Jetzt legt ihr euch die beiden Halbkreise hin und legt sie zu einem Kreis zusammen. Danach legt ihr den kompletten Kreis auf die beiden Halbkreise, sodass links, rechts oben und unten, genau derselbe Abstand entsteht und eure beiden Kreise den gleichen Mittelpunkt haben.
Wenn ihr das gemacht habt,zeichnet ihr auf den oberen Kreis, einen weiteren Kreis mit einem Durchmesser von ca.25 cm - 30cm. Dieser muss wieder genau in der Mitte liegen. Zur Hilfe nimmt sich meine Mitbewohnerin immer einen Teller - ihr könnt aber wieder das Prinzip mit dem Faden, den Stift und der Nadel anwenden.

Schritt 4: 

Nun muss der eben entstandene Kreis genäht werden. Dazu näht ihr immer einen Zentimeter nach vorn und wieder 0,5cm nach hinten. Der Schlingenstich ist der Einfachste und hält super.

Schritt 5:



Wenn das Nähen geschafft ist, könnt ihr euch an das Schneiden der Fransen machen. Dazu schneidet ihr erst am unteren Kreis ca. 1cm breite und 7cm lange Fransen. Danach schneidet ihr am oberen Kreis wieder 1cm breite aber nur ca. 4-5cm lange Fransen.
Ihr müsst dabei beachten, nicht beide Kreise gleichzeitig einzuschneiden, sonst könnte euer Kissen nicht rund sondern oval werden.

Schritt 6: 

Nun braucht ihr das Stoffband. Dieses legt ihr unter die oberen Fransen aber über die unteren Fransen.Danach knotet ihr zuerst 3 Fransen zusammen,sodass ihr 3 Knotet erhaltet.
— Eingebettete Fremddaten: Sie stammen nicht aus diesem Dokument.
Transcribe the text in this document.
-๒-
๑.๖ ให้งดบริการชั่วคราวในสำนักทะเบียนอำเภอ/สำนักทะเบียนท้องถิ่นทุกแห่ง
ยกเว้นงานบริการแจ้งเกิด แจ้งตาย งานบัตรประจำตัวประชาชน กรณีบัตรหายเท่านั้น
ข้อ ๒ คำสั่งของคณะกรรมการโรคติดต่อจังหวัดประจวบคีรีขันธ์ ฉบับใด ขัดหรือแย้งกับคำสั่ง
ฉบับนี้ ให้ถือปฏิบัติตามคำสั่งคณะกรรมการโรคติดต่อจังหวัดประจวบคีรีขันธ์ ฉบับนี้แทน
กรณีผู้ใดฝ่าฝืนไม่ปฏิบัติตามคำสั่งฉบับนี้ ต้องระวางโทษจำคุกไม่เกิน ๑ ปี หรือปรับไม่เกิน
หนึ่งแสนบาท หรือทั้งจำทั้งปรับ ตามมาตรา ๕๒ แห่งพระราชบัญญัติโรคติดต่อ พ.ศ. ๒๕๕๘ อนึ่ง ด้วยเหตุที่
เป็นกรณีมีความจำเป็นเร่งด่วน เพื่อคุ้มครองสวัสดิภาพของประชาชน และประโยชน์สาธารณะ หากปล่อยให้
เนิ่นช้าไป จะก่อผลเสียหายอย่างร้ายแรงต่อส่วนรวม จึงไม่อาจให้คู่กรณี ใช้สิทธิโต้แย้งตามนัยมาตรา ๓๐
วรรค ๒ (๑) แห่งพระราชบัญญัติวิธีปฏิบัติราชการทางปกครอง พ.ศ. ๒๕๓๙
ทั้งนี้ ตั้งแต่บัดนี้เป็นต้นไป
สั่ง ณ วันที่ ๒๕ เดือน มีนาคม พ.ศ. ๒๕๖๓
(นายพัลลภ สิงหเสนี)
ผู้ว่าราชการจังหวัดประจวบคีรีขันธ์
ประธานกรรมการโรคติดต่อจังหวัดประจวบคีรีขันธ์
Danach legt ihr das Stoffband nach oben. Ihr knotet jetzt wieder 3 Knoten und legt das Stoffband über die 3 Knoten. Danach legt ihr das Stoffband wieder zwischen die Fransen und knotet 2 Knoten. Und nun legt ihr das Stoffband wieder nach oben und knotet wieder 2 Knoten. Danach macht ihr dasselbe wieder mit 3 Knoten.
Erst immer 3 Knoten in denen das Band verschwindet, 3 Knoten wo das Band drüber gelegt wird, dann 2 Knotet wo das Band verschwindet und 2 Knoten wo das Band drüber gelegt wird. Dann fängt das ganze Spiel wieder mit 3 Knoten an. So macht ihr dies immer weiter, bis ihr am Ende seit.
Fangt am Besten mit den Knoten an, an der Kante wo sich die 2 Halbkreise trennen. so habt ihr 2 gleichlange Flächen zum knoten.
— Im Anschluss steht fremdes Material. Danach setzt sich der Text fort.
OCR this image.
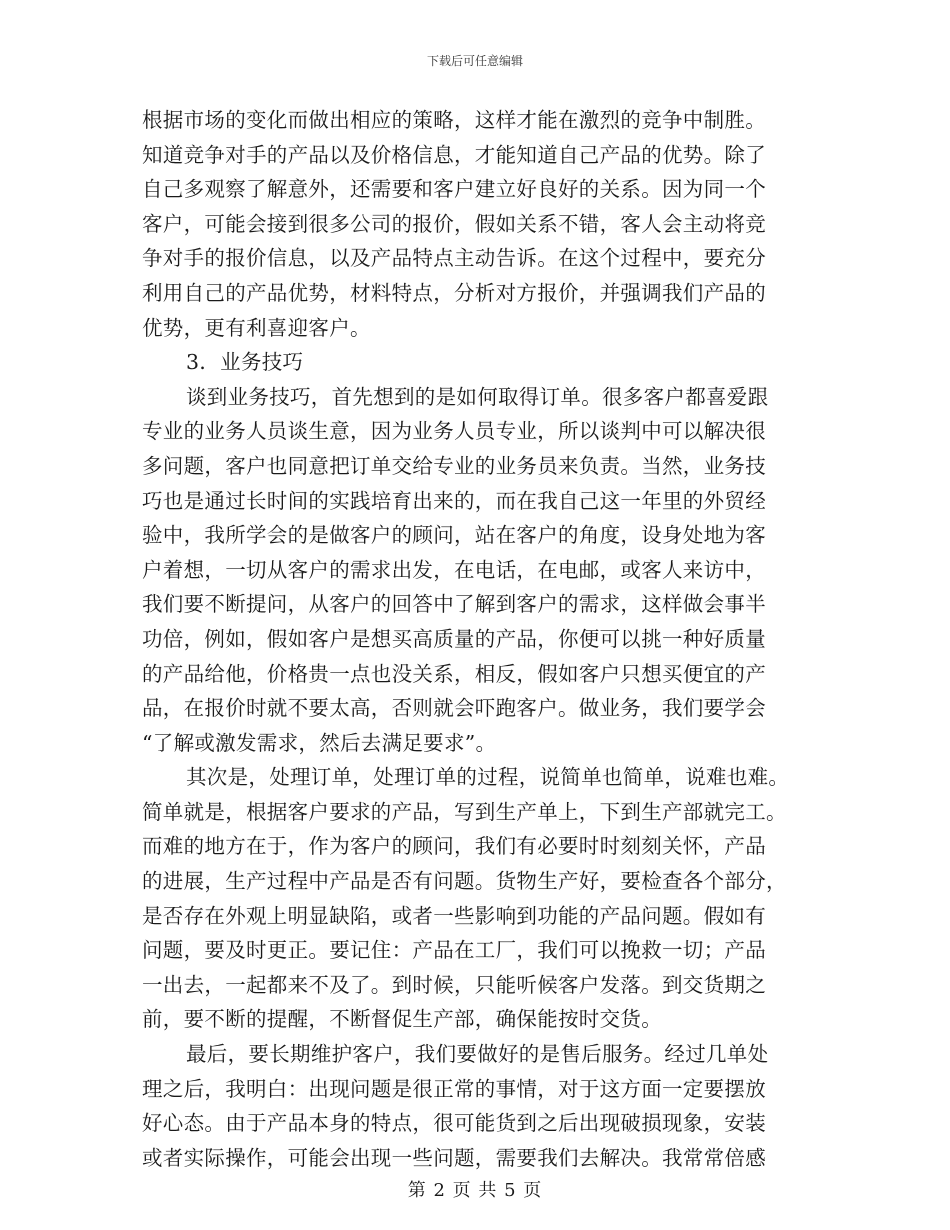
下载后可任意编辑
根据市场的变化而做出相应的策略，这样才能在激烈的竞争中制胜。
知道竞争对手的产品以及价格信息，才能知道自己产品的优势。除了
自己多观察了解意外，还需要和客户建立好良好的关系。因为同一个
客户，可能会接到很多公司的报价，假如关系不错，客人会主动将竞
争对手的报价信息，以及产品特点主动告诉。在这个过程中，要充分
利用自己的产品优势，材料特点，分析对方报价，并强调我们产品的
优势，更有利喜迎客户。
3．业务技巧
谈到业务技巧，首先想到的是如何取得订单。很多客户都喜爱跟
专业的业务人员谈生意，因为业务人员专业，所以谈判中可以解决很
多问题，客户也同意把订单交给专业的业务员来负责。当然，业务技
巧也是通过长时间的实践培育出来的，而在我自己这一年里的外贸经
验中，我所学会的是做客户的顾问，站在客户的角度，设身处地为客
户着想，一切从客户的需求出发，在电话，在电邮，或客人来访中，
我们要不断提问，从客户的回答中了解到客户的需求，这样做会事半
功倍，例如，假如客户是想买高质量的产品，你便可以挑一种好质量
的产品给他，价格贵一点也没关系，相反，假如客户只想买便宜的产
品，在报价时就不要太高，否则就会吓跑客户。做业务，我们要学会
“了解或激发需求，然后去满足要求”。
其次是，处理订单，处理订单的过程，说简单也简单，说难也难。
简单就是，根据客户要求的产品，写到生产单上，下到生产部就完工。
而难的地方在于，作为客户的顾问，我们有必要时时刻刻关怀，产品
的进展，生产过程中产品是否有问题。货物生产好，要检查各个部分，
是否存在外观上明显缺陷，或者一些影响到功能的产品问题。假如有
问题，要及时更正。要记住：产品在工厂，我们可以挽救一切；产品
一出去，一起都来不及了。到时候，只能听候客户发落。到交货期之
前，要不断的提醒，不断督促生产部，确保能按时交货。
最后，要长期维护客户，我们要做好的是售后服务。经过几单处
理之后，我明白：出现问题是很正常的事情，对于这方面一定要摆放
好心态。由于产品本身的特点，很可能货到之后出现破损现象，安装
或者实际操作，可能会出现一些问题，需要我们去解决。我常常倍感
第 2 页 共 5 页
Warum immer 2 und dann 3 Knoten ? Das kleine Katzennest könnte sonst unförmig werden.

Schritt 7:

Wenn das ganze Geknote geschafft ist, könnt ihr euch an das Füllen des Kissens machen. Dazu dreht ihr das Kissen einfach um, und füllt zuerst die Mitte mit ordentlich Füllwatte.
Danach könnt ihr die Mitte schon einmal zunähen.

Danach müsst ihr nur noch den äußeren Ring füllen und auch diesen zunähen und schon habt ihr es geschafft.

Jetzt könnt ihr selbst entscheiden, ob ihr das Kissen zu einem kuscheligen Nest zusammenzieht, oder ob ihr es lieber als einfaches Knotenkissen mit einer Schleife lassen wollt.
Euer höhenverstellbarer Kuscltraum ist nun auch Einsatzbereit und jede Katze kann sich darin einkuscheln!

Diesen Kuscheltraun kann man im übrigen auch in 4eckig machen - auch dazu wird es hier noch ein DIY geben!.

1 Kommentar:

  1. Hallo, lieber Gizmo,

    das schöne Kuschelnest ist der Hammer!!! Ich kann mir vorstellen, dass ihr euch Beide darin
    so richtig einkuschelt und wohlfühlt.
    Deine Mitbewohnerin hat wirklich Talent, solche schöne Sachen herzustellen. Ich muss immer
    wieder staunen, was für tolle Ideen sie hat und diese auch so super umsetzen kann.
    Leider habe ich vom Schneidern keine Ahnung und kann solche schönen Dinge nicht selber
    machen.
    Jedenfalls wünsche ich dir und Kenai gemütliche Kuschelstunden im Kuschelnest!!!